Le fabricant des iPhone est le dernier grand nom de la Silicon Valley en date à battre en retraite sur les droits de l'homme et la liberté d'expression face à un gouvernement chinois déterminé à contrôler et surveiller l'internet.
Apple a récemment retiré de ses appareils vendus en Chine, sous la pression des autorités chinoises, des applications qui permettaient de se connecter à des réseaux privés virtuels (VPN), soulevant les protestations d'organisations et de militants des droits de l'homme.
"Nous aurions préféré ne pas avoir à retirer les applications mais, comme nous le faisons dans d'autres pays, nous observons la loi là où nous faisons des affaires et nous pensons qu'être présents sur ces marchés en apportant des avantages aux clients est dans le meilleur intérêt des gens là-bas et dans d'autres pays aussi", a concédé Tim Cook, PDG d'Apple, après l'annonce de cette décision.
"Nous espérons qu'avec le temps les restrictions imposées seront assouplies car l'innovation a besoin de la liberté de collaborer et de communiquer et je sais que c'est très important là-bas" en Chine, a-t-il ajouté.
"Il y a le sentiment que la génération des millennials souhaite vraiment que les entreprises soient plus actives pour protéger les droits des gens et la liberté d'expression", explique à l'AFP l'analyste Rob Enderle d'Enderle Group.
Mais "il n'y a pas encore de connexion évidente entre la rhétorique et les comportements d'achats", ajoute-t-il.
Depuis des années, les internautes chinois cherchent à contourner la "grande muraille" informatique qui censure le web --interdisant notamment Facebook et Twitter-- en utilisant ces VPN. Depuis janvier, les développeurs doivent obtenir des licences gouvernementales pour pouvoir proposer des services VPN, ce qui a conduit à la décision d'Apple.
La Chine a des centaines de millions d'utilisateurs de smartphones et représente à ce titre un marché primordial pour Apple, l'iPhone étant très populaire dans le pays.

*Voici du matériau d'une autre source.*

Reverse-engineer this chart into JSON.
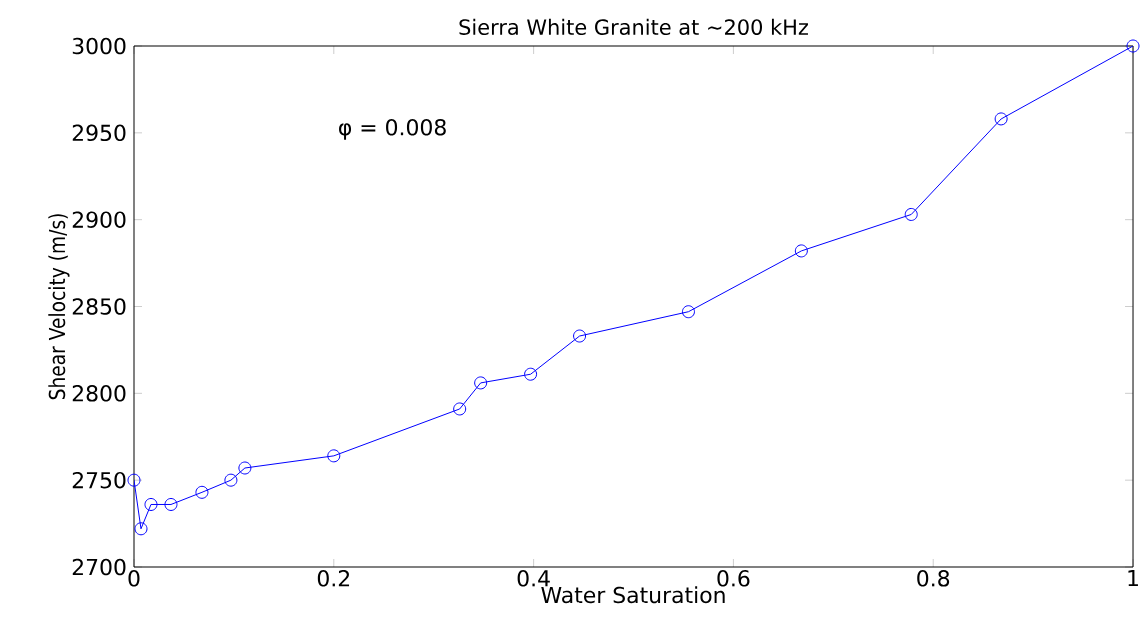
{
  "chart_data": {
    "type": "line",
    "title": "Sierra White Granite at ~200 kHz",
    "xlabel": "Water Saturation",
    "ylabel": "Shear Velocity (m/s)",
    "annotations": [
      "φ = 0.008"
    ],
    "x": [
      0,
      0.007,
      0.017,
      0.037,
      0.068,
      0.097,
      0.111,
      0.2,
      0.326,
      0.347,
      0.397,
      0.446,
      0.555,
      0.668,
      0.778,
      0.868,
      1
    ],
    "series": [
      {
        "color": "#0000ff",
        "values": [
          2750,
          2722,
          2736,
          2736,
          2743,
          2750,
          2757,
          2764,
          2791,
          2806,
          2811,
          2833,
          2847,
          2882,
          2903,
          2958,
          3000
        ]
      }
    ],
    "xlim": [
      0,
      1
    ],
    "ylim": [
      2700,
      3000
    ],
    "xticks": [
      0,
      0.2,
      0.4,
      0.6,
      0.8,
      1
    ],
    "yticks": [
      2700,
      2750,
      2800,
      2850,
      2900,
      2950,
      3000
    ],
    "grid": false,
    "legend": false,
    "marker": "circle",
    "line_style": "solid"
  }
}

"Si d'autres entreprises suivaient l'exemple d'Apple, il serait vite beaucoup plus difficile pour les Chinois d'accéder librement à l'information en ligne", a affirmé l'ONG Amnesty International dans un blog.
"Les entreprises ont la responsabilité de respecter les règles internationales sur le respect des droits de l'homme et nous aurions espéré une prise de position plus déterminée de la part d'Apple, une entreprise qui se flatte de défendre la vie privée", a ajouté Amnesty.
Sous pression
"Ce n'est pas vraiment le choix qu'ils voulaient faire et je ne suis pas sûr qu'ils pouvaient y faire grand chose", estime M. Enderle, soulignant qu'Apple était dans une passe difficile en Chine.
Selon ses résultats financiers publiés mardi, Apple a réalisé 8 milliards de dollars de chiffre d'affaires en Chine entre avril et juin (-9,5% sur un an).
"Si Apple protestait trop vigoureusement contre les lois chinoises, ils pourraient se faire jeter dehors", ont averti les analystes Eva Galperin et Amul Kalia de l'Electronic Frontier Foundation (EFF).
"Mais si la Chine pousse trop loin son système de censure, elle aura à faire face au mécontentement de ses propres élites", ont-ils souligné.
Apple n'est pas le premier grand nom de la technologie américaine à capituler devant les autorités chinoises. Il y a dix ans, Yahoo s'était excusé après avoir obtempéré aux demandes des autorités chinoises d'identifier des militants des droits de l'homme utilisant sa messagerie.
Microsoft est aussi présent en Chine depuis des décennies, se conformant sans protester aux règles établies.
Mais il y a sept ans, Google avait retiré son moteur de recherche de Chine continentale pour protester contre la censure et les violations de la vie privée. "Google a résisté et est parti mais maintenant ils ne comptent pour rien en Chine", estime Rob Enderle.
Mais la décision d'Apple de supprimer les applications VPN pourrait in fine profiter à Google et à son système d'exploitation Android, plus ouvert.
Apple autorise l'installation uniquement d'applications qu'il approuve ce qui rend leur contrôle par les autorités plus facile, selon des analystes. Pour l'EFF, cela "crée un seul goulot d'étranglement pour la liberté d'expression et la vie privée".